OL : le tribunal administratif a tranché concernant l’arrêt définitif de la saison 2019-2020

Le tribunal administratif de Paris a rejeté le recours de l’OL, concernant la saison 2019-2020. Il a considéré que la LFP n’avait pas commis de manquement et que l’État était apte à empêcher la reprise de la compétition.

Jean Michel Aulas, Olympique Lyonnais

« Le tribunal juge que, au regard du contexte exceptionnel de crise sanitaire qui sévissait en France en avril 2020, la Ligue n’a commis aucun manquement fautif en prononçant l’arrêt du championnat de Ligue 1. Il lui incombait, en effet, d’organiser les compétitions de football en tenant compte à la fois des annonces gouvernementales, résultant notamment de l’allocution du Premier ministre le 28 avril 2020, et de la très grande incertitude quant à l’évolution de la crise sanitaire.
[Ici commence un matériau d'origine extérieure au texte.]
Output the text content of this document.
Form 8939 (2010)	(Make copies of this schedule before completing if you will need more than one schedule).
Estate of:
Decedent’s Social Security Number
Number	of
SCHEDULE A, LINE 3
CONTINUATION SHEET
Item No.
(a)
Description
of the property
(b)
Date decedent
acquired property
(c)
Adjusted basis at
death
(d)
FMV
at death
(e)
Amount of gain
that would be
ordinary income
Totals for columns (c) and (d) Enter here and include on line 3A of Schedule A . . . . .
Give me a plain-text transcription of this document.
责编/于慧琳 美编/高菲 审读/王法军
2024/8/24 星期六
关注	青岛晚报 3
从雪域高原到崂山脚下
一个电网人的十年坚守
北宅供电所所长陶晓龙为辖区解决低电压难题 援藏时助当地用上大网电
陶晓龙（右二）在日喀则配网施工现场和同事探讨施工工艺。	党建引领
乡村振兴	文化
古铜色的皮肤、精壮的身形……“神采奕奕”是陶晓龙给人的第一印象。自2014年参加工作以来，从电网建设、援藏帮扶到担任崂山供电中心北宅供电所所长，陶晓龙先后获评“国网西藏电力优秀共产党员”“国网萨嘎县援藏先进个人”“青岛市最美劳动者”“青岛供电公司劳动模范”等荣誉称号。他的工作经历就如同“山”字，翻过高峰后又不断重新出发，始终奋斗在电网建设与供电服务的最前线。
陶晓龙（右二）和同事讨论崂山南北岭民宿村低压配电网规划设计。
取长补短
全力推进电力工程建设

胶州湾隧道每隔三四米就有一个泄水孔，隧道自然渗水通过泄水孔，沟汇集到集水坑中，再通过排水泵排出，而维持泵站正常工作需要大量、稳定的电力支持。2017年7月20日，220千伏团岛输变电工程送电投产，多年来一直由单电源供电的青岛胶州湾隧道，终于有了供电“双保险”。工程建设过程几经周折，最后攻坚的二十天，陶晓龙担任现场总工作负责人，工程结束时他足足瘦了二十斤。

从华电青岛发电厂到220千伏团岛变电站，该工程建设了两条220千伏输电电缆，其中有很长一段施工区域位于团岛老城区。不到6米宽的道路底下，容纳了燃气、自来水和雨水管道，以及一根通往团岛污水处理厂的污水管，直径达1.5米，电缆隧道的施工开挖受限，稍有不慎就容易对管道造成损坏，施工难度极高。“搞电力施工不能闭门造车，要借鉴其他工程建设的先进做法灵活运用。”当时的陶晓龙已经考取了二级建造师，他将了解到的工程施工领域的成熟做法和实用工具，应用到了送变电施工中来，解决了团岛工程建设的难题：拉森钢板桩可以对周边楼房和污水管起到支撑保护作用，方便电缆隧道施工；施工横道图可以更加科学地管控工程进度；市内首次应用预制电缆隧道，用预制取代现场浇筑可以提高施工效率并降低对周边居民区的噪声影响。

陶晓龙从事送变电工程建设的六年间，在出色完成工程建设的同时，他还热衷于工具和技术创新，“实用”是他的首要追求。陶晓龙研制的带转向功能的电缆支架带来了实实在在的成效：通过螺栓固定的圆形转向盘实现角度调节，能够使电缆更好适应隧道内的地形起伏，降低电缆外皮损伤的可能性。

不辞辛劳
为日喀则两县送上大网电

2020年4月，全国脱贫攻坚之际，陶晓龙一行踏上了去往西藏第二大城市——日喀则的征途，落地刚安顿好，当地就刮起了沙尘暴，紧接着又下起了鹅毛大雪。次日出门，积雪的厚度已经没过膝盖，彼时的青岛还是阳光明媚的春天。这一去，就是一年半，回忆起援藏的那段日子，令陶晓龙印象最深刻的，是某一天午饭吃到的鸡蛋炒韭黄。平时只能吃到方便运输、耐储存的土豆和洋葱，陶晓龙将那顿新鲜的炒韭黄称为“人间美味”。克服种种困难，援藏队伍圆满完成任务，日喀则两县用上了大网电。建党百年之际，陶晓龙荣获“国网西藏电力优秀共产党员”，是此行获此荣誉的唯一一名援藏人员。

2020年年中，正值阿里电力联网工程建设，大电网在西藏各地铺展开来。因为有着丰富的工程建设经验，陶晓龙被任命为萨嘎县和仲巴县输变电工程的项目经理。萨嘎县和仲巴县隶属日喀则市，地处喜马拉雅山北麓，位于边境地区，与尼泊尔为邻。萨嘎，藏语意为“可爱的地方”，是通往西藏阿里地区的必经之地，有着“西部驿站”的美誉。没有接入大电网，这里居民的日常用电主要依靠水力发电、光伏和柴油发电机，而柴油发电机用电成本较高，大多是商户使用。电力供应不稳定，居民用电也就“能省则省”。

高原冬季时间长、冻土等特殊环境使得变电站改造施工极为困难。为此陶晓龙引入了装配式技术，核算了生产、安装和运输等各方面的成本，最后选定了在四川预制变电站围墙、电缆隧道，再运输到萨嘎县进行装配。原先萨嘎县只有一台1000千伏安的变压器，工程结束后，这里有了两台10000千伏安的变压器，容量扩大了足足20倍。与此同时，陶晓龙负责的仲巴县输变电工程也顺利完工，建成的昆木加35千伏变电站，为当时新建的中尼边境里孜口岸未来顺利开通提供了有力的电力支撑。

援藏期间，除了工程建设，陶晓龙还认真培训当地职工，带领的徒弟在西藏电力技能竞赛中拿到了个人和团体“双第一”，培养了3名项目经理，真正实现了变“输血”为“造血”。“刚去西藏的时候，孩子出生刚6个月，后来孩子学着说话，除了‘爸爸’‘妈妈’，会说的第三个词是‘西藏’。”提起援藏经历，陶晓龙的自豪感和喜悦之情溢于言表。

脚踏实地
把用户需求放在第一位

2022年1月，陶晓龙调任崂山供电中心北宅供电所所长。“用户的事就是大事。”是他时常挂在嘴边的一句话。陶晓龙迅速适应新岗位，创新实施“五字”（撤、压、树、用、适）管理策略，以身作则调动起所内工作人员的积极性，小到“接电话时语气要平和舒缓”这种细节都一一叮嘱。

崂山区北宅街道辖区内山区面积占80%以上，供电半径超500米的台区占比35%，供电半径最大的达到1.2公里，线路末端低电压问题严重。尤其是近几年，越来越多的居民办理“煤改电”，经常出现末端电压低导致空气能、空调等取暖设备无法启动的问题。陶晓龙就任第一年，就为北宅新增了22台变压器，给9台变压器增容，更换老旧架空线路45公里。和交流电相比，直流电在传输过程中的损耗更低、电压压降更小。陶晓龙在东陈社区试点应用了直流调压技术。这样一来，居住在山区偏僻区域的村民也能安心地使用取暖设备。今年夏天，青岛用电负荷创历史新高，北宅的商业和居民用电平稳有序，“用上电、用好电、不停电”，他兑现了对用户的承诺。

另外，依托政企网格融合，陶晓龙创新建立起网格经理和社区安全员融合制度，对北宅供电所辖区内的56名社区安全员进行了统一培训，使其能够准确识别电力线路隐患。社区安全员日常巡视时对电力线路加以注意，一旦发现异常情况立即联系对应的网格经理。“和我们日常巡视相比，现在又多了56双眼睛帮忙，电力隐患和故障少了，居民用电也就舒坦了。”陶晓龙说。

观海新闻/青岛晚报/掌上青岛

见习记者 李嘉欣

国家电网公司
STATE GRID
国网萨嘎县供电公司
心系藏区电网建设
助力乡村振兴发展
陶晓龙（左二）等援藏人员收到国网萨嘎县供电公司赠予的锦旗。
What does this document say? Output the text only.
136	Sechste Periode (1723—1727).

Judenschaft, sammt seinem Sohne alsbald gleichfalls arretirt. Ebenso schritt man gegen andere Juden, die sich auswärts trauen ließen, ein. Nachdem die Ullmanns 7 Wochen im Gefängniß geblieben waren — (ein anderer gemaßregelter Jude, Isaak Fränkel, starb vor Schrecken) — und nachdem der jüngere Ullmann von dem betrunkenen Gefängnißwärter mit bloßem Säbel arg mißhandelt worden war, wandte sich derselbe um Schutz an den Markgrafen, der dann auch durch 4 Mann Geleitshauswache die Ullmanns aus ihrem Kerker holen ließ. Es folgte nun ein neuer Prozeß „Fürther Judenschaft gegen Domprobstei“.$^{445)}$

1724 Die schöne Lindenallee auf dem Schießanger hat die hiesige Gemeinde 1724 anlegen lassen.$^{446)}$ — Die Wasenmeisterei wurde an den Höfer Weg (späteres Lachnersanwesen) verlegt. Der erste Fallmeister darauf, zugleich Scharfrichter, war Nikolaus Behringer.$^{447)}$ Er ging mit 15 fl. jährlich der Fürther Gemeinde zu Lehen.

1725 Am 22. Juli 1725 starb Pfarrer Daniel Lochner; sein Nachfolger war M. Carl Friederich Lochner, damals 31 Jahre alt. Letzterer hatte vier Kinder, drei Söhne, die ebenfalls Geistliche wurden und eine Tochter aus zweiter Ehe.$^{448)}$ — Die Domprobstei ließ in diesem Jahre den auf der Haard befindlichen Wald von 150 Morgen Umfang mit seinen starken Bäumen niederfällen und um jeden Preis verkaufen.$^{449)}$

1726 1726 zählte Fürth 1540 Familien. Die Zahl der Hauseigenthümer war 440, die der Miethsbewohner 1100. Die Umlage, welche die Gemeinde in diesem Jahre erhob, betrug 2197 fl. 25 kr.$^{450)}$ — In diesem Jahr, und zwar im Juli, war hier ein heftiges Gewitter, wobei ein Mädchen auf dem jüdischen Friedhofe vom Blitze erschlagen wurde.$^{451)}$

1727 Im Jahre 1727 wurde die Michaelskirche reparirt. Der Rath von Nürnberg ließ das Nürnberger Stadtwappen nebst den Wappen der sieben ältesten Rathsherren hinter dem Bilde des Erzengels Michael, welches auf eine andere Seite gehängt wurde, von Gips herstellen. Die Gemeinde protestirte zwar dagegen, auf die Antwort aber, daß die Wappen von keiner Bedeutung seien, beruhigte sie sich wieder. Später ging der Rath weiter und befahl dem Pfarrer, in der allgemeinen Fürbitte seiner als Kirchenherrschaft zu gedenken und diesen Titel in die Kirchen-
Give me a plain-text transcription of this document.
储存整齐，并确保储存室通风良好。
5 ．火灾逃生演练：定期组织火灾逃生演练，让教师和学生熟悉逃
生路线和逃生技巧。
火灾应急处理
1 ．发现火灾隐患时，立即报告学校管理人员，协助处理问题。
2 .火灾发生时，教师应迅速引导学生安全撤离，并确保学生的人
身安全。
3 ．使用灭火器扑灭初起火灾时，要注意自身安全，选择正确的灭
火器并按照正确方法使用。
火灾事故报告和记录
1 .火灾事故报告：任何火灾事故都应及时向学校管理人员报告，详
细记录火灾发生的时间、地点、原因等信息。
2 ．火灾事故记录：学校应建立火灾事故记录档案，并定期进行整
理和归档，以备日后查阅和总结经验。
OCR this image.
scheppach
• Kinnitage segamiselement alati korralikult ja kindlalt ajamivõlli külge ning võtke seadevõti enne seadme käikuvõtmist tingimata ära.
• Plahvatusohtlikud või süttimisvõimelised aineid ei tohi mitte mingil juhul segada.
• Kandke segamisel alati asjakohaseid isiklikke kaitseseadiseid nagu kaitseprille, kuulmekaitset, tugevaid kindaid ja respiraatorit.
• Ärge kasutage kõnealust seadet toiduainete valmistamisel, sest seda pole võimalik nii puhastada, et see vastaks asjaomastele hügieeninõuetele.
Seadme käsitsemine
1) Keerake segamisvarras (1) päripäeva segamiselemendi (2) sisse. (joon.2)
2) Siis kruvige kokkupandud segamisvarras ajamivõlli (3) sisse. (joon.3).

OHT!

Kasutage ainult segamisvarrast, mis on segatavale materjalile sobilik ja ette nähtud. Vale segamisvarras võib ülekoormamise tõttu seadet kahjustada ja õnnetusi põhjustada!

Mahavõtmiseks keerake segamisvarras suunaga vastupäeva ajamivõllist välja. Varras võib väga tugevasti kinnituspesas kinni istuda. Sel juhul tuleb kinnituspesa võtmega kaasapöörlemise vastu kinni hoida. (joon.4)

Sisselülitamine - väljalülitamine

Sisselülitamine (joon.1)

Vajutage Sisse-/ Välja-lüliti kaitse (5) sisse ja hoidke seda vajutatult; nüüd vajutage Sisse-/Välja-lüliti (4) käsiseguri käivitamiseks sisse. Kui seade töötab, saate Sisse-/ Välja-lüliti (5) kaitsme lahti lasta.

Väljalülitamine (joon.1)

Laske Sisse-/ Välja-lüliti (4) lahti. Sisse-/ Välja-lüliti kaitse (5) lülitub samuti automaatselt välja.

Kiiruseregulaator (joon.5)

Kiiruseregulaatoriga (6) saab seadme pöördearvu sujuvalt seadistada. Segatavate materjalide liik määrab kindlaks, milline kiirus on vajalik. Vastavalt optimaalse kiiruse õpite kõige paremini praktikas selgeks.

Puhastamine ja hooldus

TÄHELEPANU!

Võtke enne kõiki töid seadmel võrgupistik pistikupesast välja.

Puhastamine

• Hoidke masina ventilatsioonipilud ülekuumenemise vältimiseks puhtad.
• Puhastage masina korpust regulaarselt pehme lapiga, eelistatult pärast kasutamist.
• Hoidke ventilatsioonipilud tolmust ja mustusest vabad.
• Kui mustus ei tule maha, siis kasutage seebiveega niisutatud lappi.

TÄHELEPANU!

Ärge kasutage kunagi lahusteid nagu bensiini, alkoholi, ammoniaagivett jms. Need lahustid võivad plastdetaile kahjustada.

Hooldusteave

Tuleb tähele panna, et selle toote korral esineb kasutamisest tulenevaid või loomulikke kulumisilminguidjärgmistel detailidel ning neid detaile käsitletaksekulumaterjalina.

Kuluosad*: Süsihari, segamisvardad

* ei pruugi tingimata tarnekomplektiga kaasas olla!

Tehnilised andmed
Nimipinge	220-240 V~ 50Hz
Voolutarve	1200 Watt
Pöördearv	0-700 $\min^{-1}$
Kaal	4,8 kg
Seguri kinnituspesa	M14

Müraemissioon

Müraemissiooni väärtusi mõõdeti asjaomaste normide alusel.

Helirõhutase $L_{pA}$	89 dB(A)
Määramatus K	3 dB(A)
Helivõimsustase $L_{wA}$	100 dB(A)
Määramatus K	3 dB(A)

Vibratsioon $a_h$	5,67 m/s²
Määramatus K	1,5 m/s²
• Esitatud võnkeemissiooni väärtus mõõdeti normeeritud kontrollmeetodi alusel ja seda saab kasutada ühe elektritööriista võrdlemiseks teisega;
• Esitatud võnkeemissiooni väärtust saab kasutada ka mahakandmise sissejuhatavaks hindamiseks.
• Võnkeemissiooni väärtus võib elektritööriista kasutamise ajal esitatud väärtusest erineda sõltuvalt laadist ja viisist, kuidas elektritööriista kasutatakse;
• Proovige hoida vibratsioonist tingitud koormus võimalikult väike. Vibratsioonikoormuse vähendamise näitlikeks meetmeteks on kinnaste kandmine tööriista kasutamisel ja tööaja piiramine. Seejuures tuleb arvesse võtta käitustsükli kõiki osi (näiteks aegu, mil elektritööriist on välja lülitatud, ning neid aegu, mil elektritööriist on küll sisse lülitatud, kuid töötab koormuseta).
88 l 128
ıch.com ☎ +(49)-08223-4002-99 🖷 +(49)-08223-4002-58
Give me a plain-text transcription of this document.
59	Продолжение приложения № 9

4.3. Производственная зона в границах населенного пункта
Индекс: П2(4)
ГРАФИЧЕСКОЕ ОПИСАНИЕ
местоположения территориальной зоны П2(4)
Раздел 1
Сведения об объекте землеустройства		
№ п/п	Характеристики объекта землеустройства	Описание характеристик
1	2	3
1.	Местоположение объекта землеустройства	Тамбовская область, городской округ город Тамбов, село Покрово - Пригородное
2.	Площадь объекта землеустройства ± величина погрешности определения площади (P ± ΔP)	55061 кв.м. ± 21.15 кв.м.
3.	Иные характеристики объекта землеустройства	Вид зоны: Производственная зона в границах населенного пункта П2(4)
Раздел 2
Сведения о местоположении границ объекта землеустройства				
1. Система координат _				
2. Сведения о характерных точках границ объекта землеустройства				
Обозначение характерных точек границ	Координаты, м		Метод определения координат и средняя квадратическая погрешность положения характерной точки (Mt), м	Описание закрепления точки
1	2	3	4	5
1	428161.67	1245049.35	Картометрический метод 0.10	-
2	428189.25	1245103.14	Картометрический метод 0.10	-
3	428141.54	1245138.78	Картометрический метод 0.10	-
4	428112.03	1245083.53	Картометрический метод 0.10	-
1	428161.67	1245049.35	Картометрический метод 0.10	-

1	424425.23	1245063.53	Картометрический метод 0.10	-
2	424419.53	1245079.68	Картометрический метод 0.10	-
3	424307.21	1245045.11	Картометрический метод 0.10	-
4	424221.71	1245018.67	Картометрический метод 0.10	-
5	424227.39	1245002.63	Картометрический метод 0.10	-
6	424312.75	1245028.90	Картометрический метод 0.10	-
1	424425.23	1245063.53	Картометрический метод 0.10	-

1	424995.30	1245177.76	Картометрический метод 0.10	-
D’autre part, le tribunal considère que le Premier ministre n’a pas empiété sur la compétence de la Ligue dès lors qu’il lui appartenait, dans l’exercice de son pouvoir réglementaire, de prendre toutes les mesures utiles afin de lutter contre l’épidémie de covid-19, y compris s’agissant du monde sportif. Le tribunal relève qu’en procédant à une telle annonce lors de son allocution devant l’Assemblée nationale, le Premier ministre a nécessairement entendu prolonger les mesures de restriction déjà en vigueur, notamment celles liées au rassemblement dans les enceintes sportives, empêchant de fait une reprise de la compétition jusqu’à ce que de telles mesures soient levées. Compétent pour prendre de telles mesures, l’État ne peut donc voir engager sa responsabilité pour faute. Enfin, sur le terrain de la responsabilité sans faute, le tribunal écarte la demande de l’Olympique Lyonnais en jugeant que l’aléa sportif inhérent à toute compétition ne permet pas de tenir pour certaine une qualification pour les compétitions européennes. Le préjudice allégué ne peut donc être regardé comme établi », a détaillé le tribunal administratif de Paris dans son verdict.

Pour rappel, le club de Jean-Michel Aulas avait demandé réparation à hauteur de 126 millions d’euros, considérant que la décision d’arrêter le championnat était « contraire aux intérêts matériels et moraux des clubs de Ligue 1 ». Il pensait en effet qu’il aurait pu se qualifier pour la Ligue des Champions, si les derniers matchs avaient été joués.